Олав находился тут же. Он безуспешно пытался подружиться со своим огромным псом — ерошил тому шерсть на затылке, щелкал пальцами перед носом. Псу в конце концов это надоело, и он со вздохом поплелся на улицу. Воронья Кость немедленно последовал за ним.
— Ну, и который из щенков ведет другого на прогулку? — спросил Финнлейт, и все вокруг засмеялись.
Надо отметить, что в присутствии Олава никто не смел над ним насмешничать. Подобные шуточки люди позволяли себе, лишь когда были уверены: слова их не достигнут ушей маленького непостижимого юнца. И никто из мужчин даже не пытался скрывать свой страх перед девятилетним ребенком.
— Кстати, о собаках… — Хаук Торопыга кивнул в сторону монаха, который — видя, что Олав покинул помещение — сразу же устремился ко мне.
Я с тоской вздохнул, сидевшая подле меня борзая тоже неодобрительно посмотрела на Мартина — никому не хотелось с ним общаться. Однако пришлось.
— Ты должен поговорить с князем, — сразу же объявил монах, едва только приблизившись ко мне (глаза его лихорадочно блестели под спутанными волосами). — Я не пойду с вами в этот дурацкий, бессмысленный поход.
— Ничего я тебе не должен, — огрызнулся я.
— Я не пойду!
Слегка подавшись вперед, я внимательно посмотрел на монаха. И снова — в который уж раз — пожалел, что не убил его, когда имел такую возможность.
— Это не нам с тобой решать, — устало возразил я. — Думаешь, мне хочется идти? Но раз князь решил, придется подчиниться. А теперь пораскинь мозгами, монах. Если уж я сам себе не могу помочь, то как я смогу помочь тебе? Владимир меня не слушает.
— Не боись, Мартин! — пропел Финн с насмешливой улыбкой. — Христос тебе поможет.
Его издевка достигла цели: Мартин ожег Финна оскорбленным взглядом. После чего упрямо выпятил подбородок и повторил:
— Я не пойду!
— Ну, тогда можешь остаться и посидеть на колу, — равнодушно проговорил Квасир, отрываясь от своей работы (он в этот момент трудился над подшлемником). — Ты сильно ошибаешься, коли думаешь, что нас волнует твоя судьба.
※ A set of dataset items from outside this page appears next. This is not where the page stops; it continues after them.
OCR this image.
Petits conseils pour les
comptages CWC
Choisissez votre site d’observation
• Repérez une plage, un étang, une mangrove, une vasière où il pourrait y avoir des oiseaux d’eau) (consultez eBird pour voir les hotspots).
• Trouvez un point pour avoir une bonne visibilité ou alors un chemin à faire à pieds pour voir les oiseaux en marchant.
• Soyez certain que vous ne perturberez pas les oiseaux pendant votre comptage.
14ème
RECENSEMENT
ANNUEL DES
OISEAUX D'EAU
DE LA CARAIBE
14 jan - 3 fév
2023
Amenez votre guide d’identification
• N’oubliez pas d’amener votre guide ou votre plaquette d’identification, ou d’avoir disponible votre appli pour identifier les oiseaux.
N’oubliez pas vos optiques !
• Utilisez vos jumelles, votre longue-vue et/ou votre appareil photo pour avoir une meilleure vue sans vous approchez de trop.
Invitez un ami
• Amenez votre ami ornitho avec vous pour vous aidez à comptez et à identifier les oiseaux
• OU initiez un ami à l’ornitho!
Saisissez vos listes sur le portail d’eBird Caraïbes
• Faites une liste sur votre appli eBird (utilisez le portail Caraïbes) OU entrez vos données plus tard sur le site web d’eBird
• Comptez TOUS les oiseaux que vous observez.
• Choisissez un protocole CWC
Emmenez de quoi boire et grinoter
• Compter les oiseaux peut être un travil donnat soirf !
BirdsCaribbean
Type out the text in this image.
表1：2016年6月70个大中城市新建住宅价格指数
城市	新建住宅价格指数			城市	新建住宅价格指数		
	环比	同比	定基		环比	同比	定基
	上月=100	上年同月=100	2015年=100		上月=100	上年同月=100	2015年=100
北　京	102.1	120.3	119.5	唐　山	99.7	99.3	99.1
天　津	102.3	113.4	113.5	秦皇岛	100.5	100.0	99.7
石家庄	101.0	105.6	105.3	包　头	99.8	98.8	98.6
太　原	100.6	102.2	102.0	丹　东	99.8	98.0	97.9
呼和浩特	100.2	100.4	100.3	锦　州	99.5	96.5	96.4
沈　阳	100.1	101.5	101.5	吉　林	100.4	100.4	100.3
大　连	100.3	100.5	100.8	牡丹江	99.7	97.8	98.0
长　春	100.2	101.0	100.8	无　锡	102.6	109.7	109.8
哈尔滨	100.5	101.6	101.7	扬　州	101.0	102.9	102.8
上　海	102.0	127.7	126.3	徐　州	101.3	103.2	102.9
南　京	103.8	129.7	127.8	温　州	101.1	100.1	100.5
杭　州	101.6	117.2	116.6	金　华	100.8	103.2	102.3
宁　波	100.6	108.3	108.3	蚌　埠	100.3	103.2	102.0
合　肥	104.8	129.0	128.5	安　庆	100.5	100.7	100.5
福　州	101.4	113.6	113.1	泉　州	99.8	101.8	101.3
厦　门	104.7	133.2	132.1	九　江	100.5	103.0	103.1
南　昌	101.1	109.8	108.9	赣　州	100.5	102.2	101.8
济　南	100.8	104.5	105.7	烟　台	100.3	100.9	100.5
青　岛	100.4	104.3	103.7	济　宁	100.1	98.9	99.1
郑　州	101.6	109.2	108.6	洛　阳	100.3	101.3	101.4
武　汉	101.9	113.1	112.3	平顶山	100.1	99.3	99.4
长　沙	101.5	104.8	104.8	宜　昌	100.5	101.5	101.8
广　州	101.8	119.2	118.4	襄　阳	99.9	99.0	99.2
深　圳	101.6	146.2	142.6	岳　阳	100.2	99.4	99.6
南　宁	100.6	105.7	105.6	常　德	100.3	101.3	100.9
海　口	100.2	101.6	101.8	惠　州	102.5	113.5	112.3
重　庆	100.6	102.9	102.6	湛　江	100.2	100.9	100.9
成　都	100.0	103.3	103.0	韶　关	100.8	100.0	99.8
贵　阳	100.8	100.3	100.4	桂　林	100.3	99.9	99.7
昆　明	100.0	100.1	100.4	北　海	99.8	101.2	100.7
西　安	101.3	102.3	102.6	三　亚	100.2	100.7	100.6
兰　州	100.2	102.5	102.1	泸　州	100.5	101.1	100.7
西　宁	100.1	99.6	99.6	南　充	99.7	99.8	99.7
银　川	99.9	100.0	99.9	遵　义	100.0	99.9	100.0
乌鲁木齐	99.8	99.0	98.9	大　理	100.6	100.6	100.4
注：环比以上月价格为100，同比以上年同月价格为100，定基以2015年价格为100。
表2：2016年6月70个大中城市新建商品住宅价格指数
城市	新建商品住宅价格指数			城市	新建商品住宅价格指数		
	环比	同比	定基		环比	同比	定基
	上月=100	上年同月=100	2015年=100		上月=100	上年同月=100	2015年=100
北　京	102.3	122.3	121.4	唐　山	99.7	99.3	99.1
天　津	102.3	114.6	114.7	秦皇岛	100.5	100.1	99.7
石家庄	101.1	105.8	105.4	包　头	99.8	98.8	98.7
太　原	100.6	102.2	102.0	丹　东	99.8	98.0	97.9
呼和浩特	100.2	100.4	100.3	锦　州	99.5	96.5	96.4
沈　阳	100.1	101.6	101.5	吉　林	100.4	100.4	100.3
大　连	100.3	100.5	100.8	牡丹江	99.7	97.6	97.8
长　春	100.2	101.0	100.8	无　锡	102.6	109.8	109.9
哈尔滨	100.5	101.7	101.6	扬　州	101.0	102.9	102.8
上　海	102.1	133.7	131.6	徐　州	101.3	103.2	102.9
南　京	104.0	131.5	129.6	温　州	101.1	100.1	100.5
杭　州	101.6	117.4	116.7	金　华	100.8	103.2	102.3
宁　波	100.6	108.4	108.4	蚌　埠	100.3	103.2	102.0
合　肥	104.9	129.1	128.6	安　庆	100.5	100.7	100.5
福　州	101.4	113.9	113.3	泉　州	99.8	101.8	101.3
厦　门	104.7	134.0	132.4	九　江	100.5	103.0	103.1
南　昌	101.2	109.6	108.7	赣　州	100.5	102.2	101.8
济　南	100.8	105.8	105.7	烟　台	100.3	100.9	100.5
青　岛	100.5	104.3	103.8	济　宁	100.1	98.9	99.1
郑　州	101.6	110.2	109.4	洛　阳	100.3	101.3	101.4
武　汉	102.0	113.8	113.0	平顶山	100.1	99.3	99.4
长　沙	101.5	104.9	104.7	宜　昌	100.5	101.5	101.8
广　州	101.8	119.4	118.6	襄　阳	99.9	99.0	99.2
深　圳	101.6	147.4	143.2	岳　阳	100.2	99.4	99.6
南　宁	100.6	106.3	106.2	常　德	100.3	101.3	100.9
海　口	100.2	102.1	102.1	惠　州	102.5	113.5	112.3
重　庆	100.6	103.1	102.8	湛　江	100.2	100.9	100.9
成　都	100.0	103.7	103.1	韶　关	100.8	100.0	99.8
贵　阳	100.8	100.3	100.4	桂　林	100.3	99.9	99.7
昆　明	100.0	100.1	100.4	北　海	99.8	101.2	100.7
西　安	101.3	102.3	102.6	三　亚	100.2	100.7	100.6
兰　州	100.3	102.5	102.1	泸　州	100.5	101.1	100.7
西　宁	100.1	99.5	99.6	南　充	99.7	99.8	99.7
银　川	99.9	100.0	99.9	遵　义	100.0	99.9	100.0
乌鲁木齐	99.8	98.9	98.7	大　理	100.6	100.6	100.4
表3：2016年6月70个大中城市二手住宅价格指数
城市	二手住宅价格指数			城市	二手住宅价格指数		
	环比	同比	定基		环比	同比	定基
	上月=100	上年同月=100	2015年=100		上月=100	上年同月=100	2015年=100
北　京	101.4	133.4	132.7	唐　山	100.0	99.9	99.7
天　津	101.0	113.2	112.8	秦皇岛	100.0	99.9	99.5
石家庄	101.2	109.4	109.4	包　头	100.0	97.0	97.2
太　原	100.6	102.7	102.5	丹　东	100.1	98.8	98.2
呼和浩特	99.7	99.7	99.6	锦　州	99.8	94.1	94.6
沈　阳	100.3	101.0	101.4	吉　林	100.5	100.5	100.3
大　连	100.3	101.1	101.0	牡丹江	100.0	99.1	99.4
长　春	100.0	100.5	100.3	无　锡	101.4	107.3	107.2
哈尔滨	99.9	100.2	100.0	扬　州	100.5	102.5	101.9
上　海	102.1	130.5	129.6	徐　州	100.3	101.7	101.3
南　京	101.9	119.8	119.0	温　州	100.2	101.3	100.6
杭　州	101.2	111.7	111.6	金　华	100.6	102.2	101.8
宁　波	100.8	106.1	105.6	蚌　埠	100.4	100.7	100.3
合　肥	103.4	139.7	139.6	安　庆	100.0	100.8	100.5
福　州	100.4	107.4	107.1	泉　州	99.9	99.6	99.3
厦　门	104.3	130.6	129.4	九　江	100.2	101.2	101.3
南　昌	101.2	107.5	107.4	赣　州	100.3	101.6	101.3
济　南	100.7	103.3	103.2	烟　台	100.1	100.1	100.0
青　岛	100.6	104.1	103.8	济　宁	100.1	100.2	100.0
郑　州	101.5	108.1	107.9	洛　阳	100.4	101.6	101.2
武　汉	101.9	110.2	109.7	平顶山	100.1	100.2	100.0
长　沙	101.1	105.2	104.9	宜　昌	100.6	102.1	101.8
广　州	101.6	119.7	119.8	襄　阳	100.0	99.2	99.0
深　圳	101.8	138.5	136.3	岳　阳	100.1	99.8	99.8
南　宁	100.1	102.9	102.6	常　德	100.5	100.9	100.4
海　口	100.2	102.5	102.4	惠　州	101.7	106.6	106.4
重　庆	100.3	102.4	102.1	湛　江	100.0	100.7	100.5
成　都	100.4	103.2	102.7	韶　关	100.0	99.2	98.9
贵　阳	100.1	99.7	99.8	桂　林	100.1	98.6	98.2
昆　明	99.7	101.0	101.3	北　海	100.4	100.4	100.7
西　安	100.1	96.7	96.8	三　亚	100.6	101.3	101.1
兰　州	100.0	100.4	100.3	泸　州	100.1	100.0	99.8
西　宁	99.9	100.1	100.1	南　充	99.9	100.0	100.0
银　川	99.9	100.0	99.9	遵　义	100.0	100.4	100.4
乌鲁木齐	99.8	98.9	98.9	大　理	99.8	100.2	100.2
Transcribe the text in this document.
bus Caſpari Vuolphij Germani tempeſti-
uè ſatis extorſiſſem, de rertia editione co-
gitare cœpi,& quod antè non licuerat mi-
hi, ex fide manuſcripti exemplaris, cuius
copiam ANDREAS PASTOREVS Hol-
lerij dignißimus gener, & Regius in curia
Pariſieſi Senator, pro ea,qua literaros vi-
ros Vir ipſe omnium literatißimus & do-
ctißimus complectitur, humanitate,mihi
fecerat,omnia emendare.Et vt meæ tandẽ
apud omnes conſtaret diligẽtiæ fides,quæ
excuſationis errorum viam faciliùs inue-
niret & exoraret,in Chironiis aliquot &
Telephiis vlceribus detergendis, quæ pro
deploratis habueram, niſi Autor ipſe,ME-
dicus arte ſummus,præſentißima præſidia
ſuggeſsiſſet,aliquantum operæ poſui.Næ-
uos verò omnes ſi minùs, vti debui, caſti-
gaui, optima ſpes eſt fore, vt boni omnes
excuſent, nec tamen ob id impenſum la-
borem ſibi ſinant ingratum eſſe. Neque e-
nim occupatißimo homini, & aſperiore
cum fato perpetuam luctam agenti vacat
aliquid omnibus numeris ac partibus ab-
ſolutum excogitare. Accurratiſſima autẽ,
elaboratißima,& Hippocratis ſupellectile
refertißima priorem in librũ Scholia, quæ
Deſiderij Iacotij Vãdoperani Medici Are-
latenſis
— Это не мое дело, — настаивал Мартин. — Я с самого начала не желал участвовать в вашей безумной затее.
— Отлично, — злобно проворчал Финн. — Тогда мы поделим твою долю. — И добавил, подумав: — Если дело вообще дойдет до раздела сокровищ…
Он метнул в меня неприязненный взгляд. Я уж было приготовился к обычным препирательствам, но тут, к моему удивлению, Мартин снова вмешался в разговор.
— Скажи, а зачем оно тебе? Ну, для чего ты хочешь это серебро? — обратился он к Финну.
Тот непонимающе заморгал. Было видно, что вопрос монаха поставил его в тупик. Действительно, глупый вопрос — с точки зрения моих побратимов.
— А как можно не хотеть целую гору серебра? — искренне удивился Финн. — На него можно купить столько всего хорошего.
— Ах да, конечно, — покивал Мартин. — Вкусная еда, изысканные вина, красивые женщины… Но, допустим, ты все это получил. И что дальше, Финн Лошадиная Голова?
— А дальше можно купить отличный меч, — сказал Пай, и взгляд его мечтательно затуманился. — Опять же, меха на зимний плащ.
— Корабли, — подбросил идею Иона Асанес.
Мартин опять согласно кивнул, однако Финн, уже заподозрив подвох, нахмурился.
— Ну, а потом… когда вы все это уже получите? — гнул свою линию монах (он разволновался, в уголках губ появилась пена). — Что потом? Еще вина и женщин, пока не стошнит? Какой толк держать в руках прекрасный меч, коли знаешь, что он тебе не пригодится в походе? А, с другой стороны, зачем тебе идти в поход, если у тебя уже есть все, что душа пожелает? Ответь, Финн?
— Ха! — беспечно отмахнулся Рыжий Ньяль. — Ты же христианский священник. Что ты можешь знать о таком? Да и потом… ты ведь и сам мечтаешь о богатстве. Твое копье — та же самая куча серебра. Недаром моя бабушка говорила, что жадность и обман всегда рука об руку ходят.
Мартин бросил на него кислый взгляд, затем снова повернулся к Финну.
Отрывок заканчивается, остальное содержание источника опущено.